One of the areas we are dealing with is determining the visual quality of a document. This is important, for example, for subsequent adjustment of documents so that the text recognition is as good as possible. Comparing two documents from this perspective using algorithms is very difficult, sometimes impossible. Therefore, we need to manually find out which document looks better. To simplify the work when comparing documents, we created an annotation server. You will see two cut-outs from different documents and the only task is to mark the better-looking one using the button above the image. We would be very happy if you could help us with the comparison and thus improve the text recognition.

Help us improve handwritten text transcription

Systems for automatic handwritten text transcription need training examples from many writers. You have a chance to help us collect such examples and improve transcriptions of historic documents. You can download template pages from our web. We would appreciate if you could print the pages, write the contained text in your own hand and send us the filled pages by mail or scan them and upload the resulting images using our web.

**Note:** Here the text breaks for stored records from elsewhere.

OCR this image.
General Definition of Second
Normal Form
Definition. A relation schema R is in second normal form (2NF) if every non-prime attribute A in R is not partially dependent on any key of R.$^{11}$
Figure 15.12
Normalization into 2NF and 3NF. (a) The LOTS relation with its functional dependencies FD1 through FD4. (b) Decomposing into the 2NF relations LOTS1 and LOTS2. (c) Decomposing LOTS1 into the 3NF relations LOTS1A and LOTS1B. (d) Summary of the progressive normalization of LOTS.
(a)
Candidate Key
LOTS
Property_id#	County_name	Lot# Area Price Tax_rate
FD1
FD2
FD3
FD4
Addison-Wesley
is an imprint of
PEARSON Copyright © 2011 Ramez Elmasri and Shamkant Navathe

How to forge historic documents?

During our work on image quality enhancement, we found out that our method can easily change text content in images. Have you ever wanted to change history? Now you can. The method is based on Generative Adversarial Networks (GANs) and takes corrupted image and a text string as input. The text string is normally produced by our text recognition and language models, but it can be manually corrected. Normally, this approach would be used to fix barely readable parts of scanned documents. We hope the tool will be used responsibly when released.

Document textline extraction

This post briefly introduces the textline extraction pipeline used in the project. Before OCR can be applied to a document page, textlines need to be efficiently detected and extracted. To fully characterize a textline, two pieces of information are required. First, baseline coordinates specify the location of the textline. Second, height of the font ascenders and descenders further specify the area that needs to be cropped to contain all the information without overshooting into neighbouring textlines. Knowing these parameters, a full textline bounding box can be easily computed. This is especially suitable when working with the standard PAGE XML format. To efficiently predict these values for an input document page, we employ a convolutional neural network with encoder-decoder architecture. This network analyses the page image under three different resolutions to maintain robustness across different page layouts and font sizes. At each resolution step, the outputs from previous steps are concatenated to the current input as seen in the picture. On the output layer of the network, three values are predicted for each pixel. The probability of the pixel containing a baseline, the estimated ascender height of the font in this pixel and, analogically, the estimated descender height. These maps are then processed using simple thresholding and connected component analysis on the baseline probability channel. The font height values for each detected line are computed as median of the height predictions on the corresponding baseline pixels. In some cases where the page has been bent before being scanned or when hand-written textline is crooked, simple cropping of the bounding box leads to images that contain more than one textline and are therefore unsuitable for OCR methods. Therefore, in such cases, textline unfolding is performed as an additional post-processing step. This elastically transforms the image using normals of the detected baseline. Thus, even sub-optimally scanned document pages with challenging layout and variety of different fonts and headings can be fully automatically parsed into cropped textlines.

Active learning for OCR at student conference Excel@FIT

Jan Kohút published a research paper on active learning for historic OCR and gave an oral presentation at student conference Excel@FIT. The goal of the paper was to tune neural networks which combine convolutional and recurrent layers to provide high quality automatic transcriptions for lines of historic texts. These networks ware than used to explore how they can be adapted to new documents while minimizing the need for manual transcriptions. Jan Kohút prepared a large dataset of historical documents gathered and transcribed in project IMPACT. He extracted lines using our text baseline detection tool and he automatically aligned the existing text transcripts with the detected baselines. The resulting dataset contains 1.2 milion text lines with transcripts. It spans nine european languages and ten fonts and alphabets. We were able to achieve 0.6% character error rate on this challenging dataset and we optimized the possible strategies for manual error correction and OCR model adaptation when processing documents with novel fonts and scripts.